A First Look at MyETHMeta: The Gravatar for Your Ethereum Account

Introducing a decentralized metadata service for Ethereum

A First Look at MyETHMeta: The Gravatar for Your Ethereum Account

Introducing a decentralized metadata service for Ethereum

https://myethmeta.org

Gravatar is the most widely used profile picture service. It is used by GitHub, WordPress, Disqus, and many other services. But Gravatar is not only a profile pic service. It can manage full user profiles based on portable contacts.

MyETHMeta is a completely decentralized metadata service for Ethereum. Your profile picture and profile data are assigned to your Ethereum address instead of your e-mail address.

The metadata assignment is managed by a smart contract on the Polygon chain. Polygon is chosen because of the low gas fees (updating metadata URL on the chain is less than 2 cents). The metadata can be stored on any URL.

The storage can be a centralized server or any decentralized storage like IPFS or Swarm. The metadata itself is a simple JSON file. It is based on PortableContacts (like Gravatar), but you can freely extend it by custom fields. (You can find here the JSON schema of the metadata.)

The MyETHMeta smart contract is really simple. Anybody can simply set a URL for his Ethereum account. The authentication is done by the smart contract, so only the owner of the account can change the URL. The code looks like this:

contract MyEthMeta {
mapping(address => string) private metaURIs;
    event MetaURIChanged(address indexed ethAddress, string uri);
    function setMetaURI(string memory uri) public {
metaURIs[msg.sender] = uri;
emit MetaURIChanged(msg.sender, uri);
}
    function getMetaURI(address ethAddress)
public
view
returns (string memory)
{
return metaURIs[ethAddress];
}
}

The smart contract is not owned by anybody, so anybody can freely publish his own metadata through the contract.

MyETHMeta has a really simple, zero-dependency JavaScript library for reading metadata. The size of the library is less than 2K and gives a simple interface to read the profile information for the given Ethereum address:

const client = new MyEthMetaClient()
const metadata = await client.getMetaData(eth_address)
image.src = metadata.thumbnailUrl // show profile picture

Although profile metadata can be managed manually, MyETHMeta has a profile page service, where anybody can easily manage his own profile.

The profile page is a DApp. No data is stored on the server side because MyETHMeta has no backend service. It is a static HTML page that communicates only with the Polygon chain (through the official Polygon proxy) and uses Pinata to store the user data. So, the metadata and the profile picture are totally owned by the profile owner.
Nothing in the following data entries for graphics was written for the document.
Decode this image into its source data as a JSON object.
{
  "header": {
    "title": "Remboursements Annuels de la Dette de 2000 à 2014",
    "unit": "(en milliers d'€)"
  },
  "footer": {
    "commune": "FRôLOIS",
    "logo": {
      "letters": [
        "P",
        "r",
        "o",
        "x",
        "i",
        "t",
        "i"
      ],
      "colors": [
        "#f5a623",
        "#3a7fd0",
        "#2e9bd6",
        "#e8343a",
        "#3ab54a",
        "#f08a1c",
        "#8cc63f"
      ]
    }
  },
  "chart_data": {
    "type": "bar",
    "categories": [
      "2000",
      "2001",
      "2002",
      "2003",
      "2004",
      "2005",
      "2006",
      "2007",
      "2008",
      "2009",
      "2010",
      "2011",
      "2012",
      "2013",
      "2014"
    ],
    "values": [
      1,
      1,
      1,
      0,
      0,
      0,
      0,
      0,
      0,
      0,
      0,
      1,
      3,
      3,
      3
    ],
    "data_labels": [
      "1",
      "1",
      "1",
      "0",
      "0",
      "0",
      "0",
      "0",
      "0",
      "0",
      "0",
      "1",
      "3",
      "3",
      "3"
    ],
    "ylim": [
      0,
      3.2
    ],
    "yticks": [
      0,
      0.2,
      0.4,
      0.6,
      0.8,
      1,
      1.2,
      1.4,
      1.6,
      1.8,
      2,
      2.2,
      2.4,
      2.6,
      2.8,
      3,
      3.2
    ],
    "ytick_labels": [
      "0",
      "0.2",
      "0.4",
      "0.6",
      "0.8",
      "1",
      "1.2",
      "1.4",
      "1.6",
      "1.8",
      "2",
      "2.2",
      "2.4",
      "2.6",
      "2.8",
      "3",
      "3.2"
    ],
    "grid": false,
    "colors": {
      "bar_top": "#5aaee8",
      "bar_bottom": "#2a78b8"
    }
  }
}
At the end of this article, let’s see some of the plans:

  • UI/UX improvements (obviously needed)
  • Validated data. Digital signatures could be added to the JSON in EIP-191 format. Trusted validators could sign some data in the JSON (ex.: the Twitter account) to validate it.
  • More data. Adding some more personal data and using the previous validation method could help to develop more trusted services. For example, in a decentralized Uber, if you see the validated driving license number of your driver, you can trust him better.
  • NFT profile pictures. NFT pictures are so popular, and MyETHMeta could easily support them. Ownership can be easily validated because the data is assigned to the Ethereum account.
  • VCF support. The profile data could be exported in VCF format that is supported by address books on many mobile platforms. You could simply add the contact information to your address book with one click.
  • Ethereum Swarm feed support. Feeds are a unique feature of Ethereum Swarm. By using feeds, you can assign mutable data to a topic assigned to your Ethereum account. This feature makes it possible to store and update the metadata assignments without any blockchain interaction.

If you have an Ethereum address, let’s create a MyETHMeta profile. You have nothing to lose. The smart contract is public and cheap to use (less than 2 cents in MATIC). Your metadata will be stored in your pinata account. MyETHMeta doesn’t have any backend servers.

The pages are static HTML that is hosted on AWS S3/CloudFront. Everything is open-source, so you can check it if you don’t believe me. You can find the GitHub repo here.

Keep in mind that MyETHMeta is in the beta stage, so any error report, feature request, and PR are really appreciated.